Tengo veinticinco años, es de noche y tengo la misma soledad. Con el agravante de siete años, ladrones de lo que no sé responder. Necesito apelar a que alguien pregunte por mí, aunque ser bueno eligiendo y no tener nada que dar lejos de ser una virtud es un defecto. Me lo repito hasta la saciedad. A esta hora mi cuerpo es un laberinto y mi mente un atleta del resentimiento, de vez en cuando ser tolerable es traicionarse, dice la última afeitada que deja al descubierto la piel tocada de años. A los veinticinco se alejan cada vez más lo atajos de la felicidad, el inventario crece y no sé qué estadística despunta más, otra vez la toalla, otra vez el enjuague de lo permisible. Necesito que alguien apele por mí, y sucede, pero aunque me preguntes y yo te responda, a veces lo bello no tiene palabras sino emociones y actos, déjame actuar ante lo que no conozco y vivir la vida sin comprender porque no todo es certeza y porque no todo merece la intelectualidad de una respuesta, yo me conformo de vez en cuando con tu mejor no sé, que te hace humano y a mí un admirador de tu sencillez. Me lo repito otra vez más.

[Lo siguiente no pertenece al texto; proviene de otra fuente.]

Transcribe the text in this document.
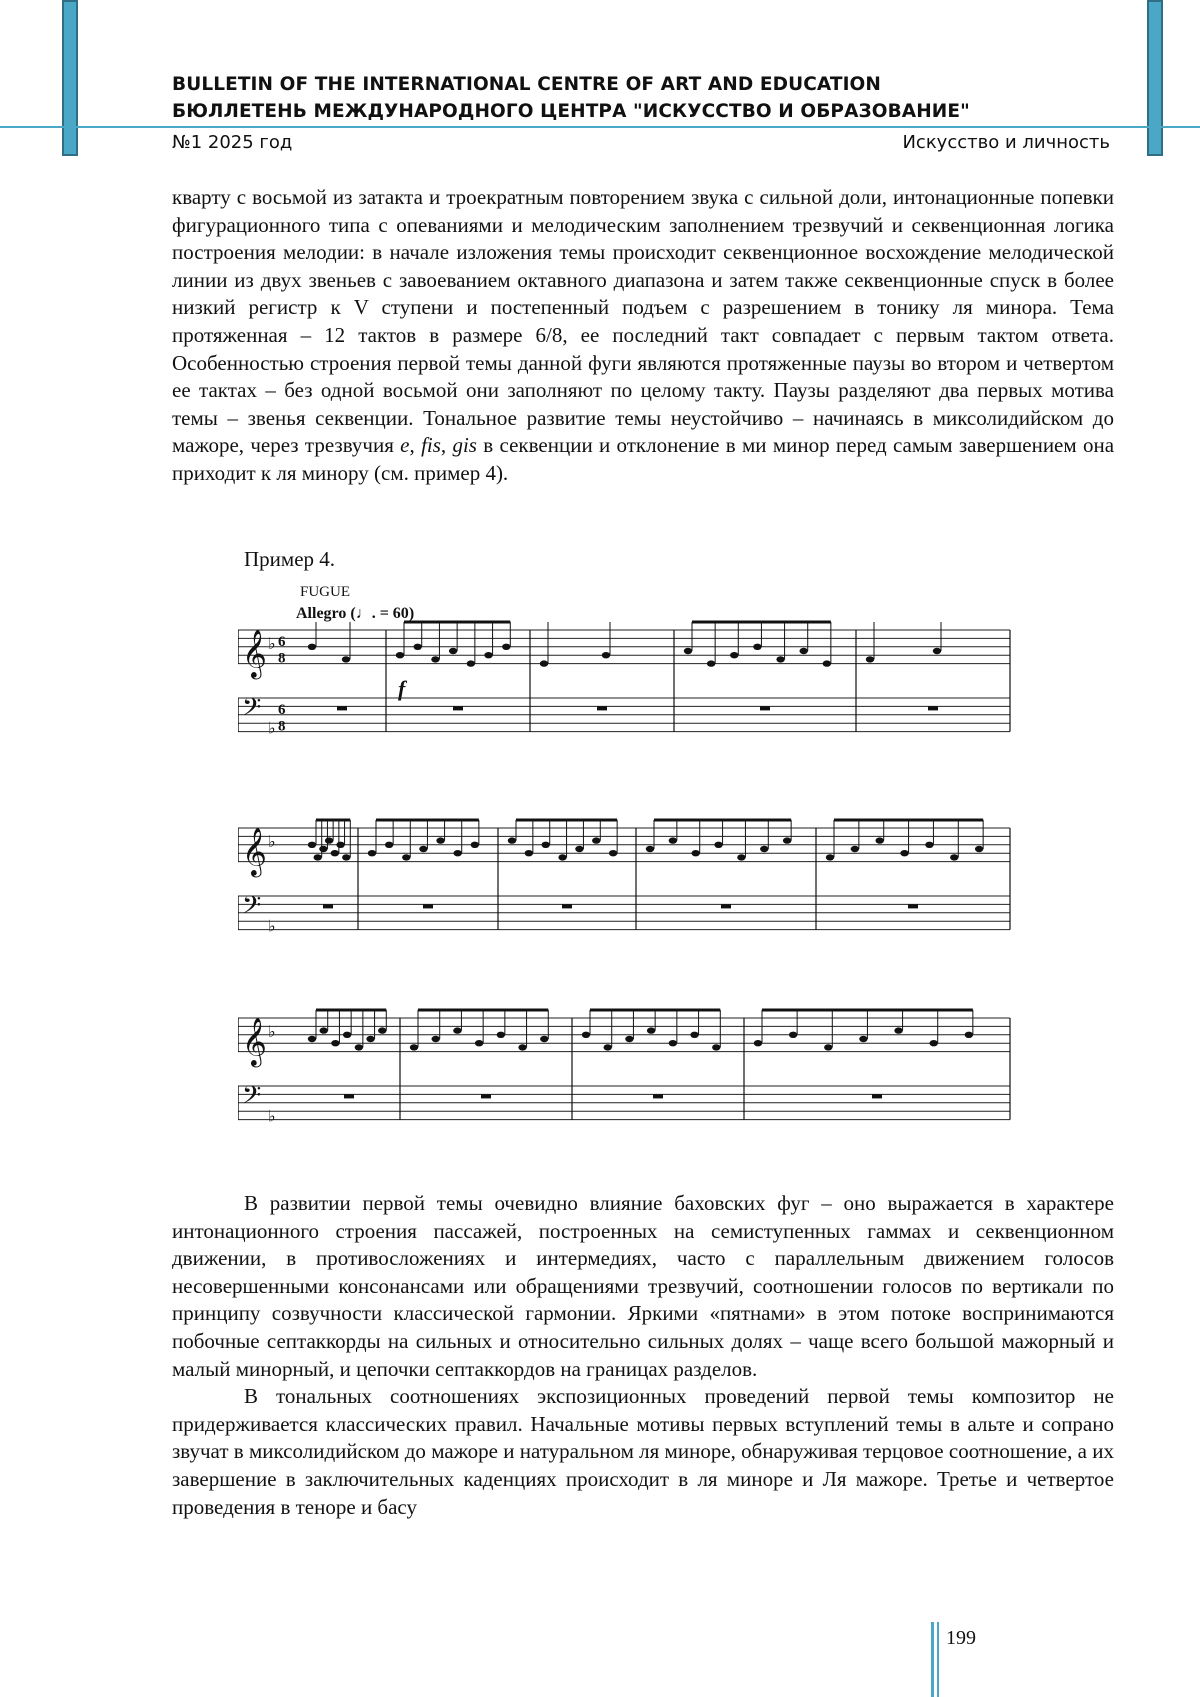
BULLETIN OF THE INTERNATIONAL CENTRE OF ART AND EDUCATION
БЮЛЛЕТЕНЬ МЕЖДУНАРОДНОГО ЦЕНТРА "ИСКУССТВО И ОБРАЗОВАНИЕ"
№1 2025 год	Искусство и личность

кварту с восьмой из затакта и троекратным повторением звука с сильной доли, интонационные попевки фигурационного типа с опеваниями и мелодическим заполнением трезвучий и секвенционная логика построения мелодии: в начале изложения темы происходит секвенционное восхождение мелодической линии из двух звеньев с завоеванием октавного диапазона и затем также секвенционные спуск в более низкий регистр к V ступени и постепенный подъем с разрешением в тонику ля минора. Тема протяженная – 12 тактов в размере 6/8, ее последний такт совпадает с первым тактом ответа. Особенностью строения первой темы данной фуги являются протяженные паузы во втором и четвертом ее тактах – без одной восьмой они заполняют по целому такту. Паузы разделяют два первых мотива темы – звенья секвенции. Тональное развитие темы неустойчиво – начинаясь в миксолидийском до мажоре, через трезвучия e, fis, gis в секвенции и отклонение в ми минор перед самым завершением она приходит к ля минору (см. пример 4).

Пример 4.
FUGUE
Allegro (♩. = 60)
f
𝄞 ♭ 6
8
𝄢
♭
6
8
𝄞 ♭
𝄢
♭
𝄞 ♭
𝄢
♭

В развитии первой темы очевидно влияние баховских фуг – оно выражается в характере интонационного строения пассажей, построенных на семиступенных гаммах и секвенционном движении, в противосложениях и интермедиях, часто с параллельным движением голосов несовершенными консонансами или обращениями трезвучий, соотношении голосов по вертикали по принципу созвучности классической гармонии. Яркими «пятнами» в этом потоке воспринимаются побочные септаккорды на сильных и относительно сильных долях – чаще всего большой мажорный и малый минорный, и цепочки септаккордов на границах разделов.

В тональных соотношениях экспозиционных проведений первой темы композитор не придерживается классических правил. Начальные мотивы первых вступлений темы в альте и сопрано звучат в миксолидийском до мажоре и натуральном ля миноре, обнаруживая терцовое соотношение, а их завершение в заключительных каденциях происходит в ля миноре и Ля мажоре. Третье и четвертое проведения в теноре и басу

199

Tengo treinta tres años es de noche y sé aceptarme mejor, mi pupila lo admite, grande y con un nuevo tic. Justo ayer pasaron nuestros últimos cumpleaños y ninguno se saludó. Cada quien lo peno en silencio, absurdo recuerdo que me trae el hábito de no olvidar lo olvidable. Absurdo como dar una explicación a quien no la ha pedido, pienso en redactar una carta a quién tengo mucho de no escribir donde empiece: ¿Me das permiso para no mentirte? Y le diga lo que quiero responder y nadie me pregunta, cada vez más la reciprocidad se va pareciendo a la utopía.
Por otra lado hay noticias que se filtran por grado de interés, como otro correo, donde inicia de esta forma: «¡Que liberador resulta perder!» escribe mi amiga y no he sabido como considerarlo, no le he respondido todavía, pero se ha quedado dando vueltas en mi cabeza y pensé en el salmón que sabe orientarse a tantos miles de kilómetros de océano para volver a su lugar de origen, volver como la vuelta del Samsara. Perder para continuar nuestro camino, para comprendernos mejor.

Tengo cuarenta y siete años y me pesa lo que no supe terminar. Es de noche y los relámpagos cerca de mis ojos tiemblan cuando me miro, todos los días aprendo a olvidar cosas que no valen la pena recordar y demando ya no aprender, sino solo seguir todos los consejos que algún día otorgue para que los ignoraran. Quienes espero que pregunten por mi buscan razones para hacerlo, no sé si en algún momento yo no supe preguntar algo que les ayudara a conocerse mejor, no lo sé. Cambio mis rutinas, llamo hermoso a lo que nadie nombra y pido caridad transformada en atención cuando no sé comprender algo.
Tengo cincuenta y cinco años de edad, limpio el mismo espejo de noche y lloro a quienes se han sabido largar, los que me han dejado el cumulo de las mismas historias puestas en otros cuerpos ignoradas por otras mentes. En algunas ocasiones necesitamos otros ojos para saber ocupar los nuestros… abro mi puerto y son mis manos, tomo la toalla, enjuago la mirada después de quitarme mis renovadas gafas por tercera vez ya. Sostengo la mirada a tono de genuflexión, algo hice mal o lo estuve haciendo bien con las personas equivocadas, yergo la mirada, concluyo que las cosas que uno pide a Dios para que sucedan, a menudo son las mismas que uno pide luego para que se acaben.
Tengo tantos años… buscando que alguien pregunte por mí.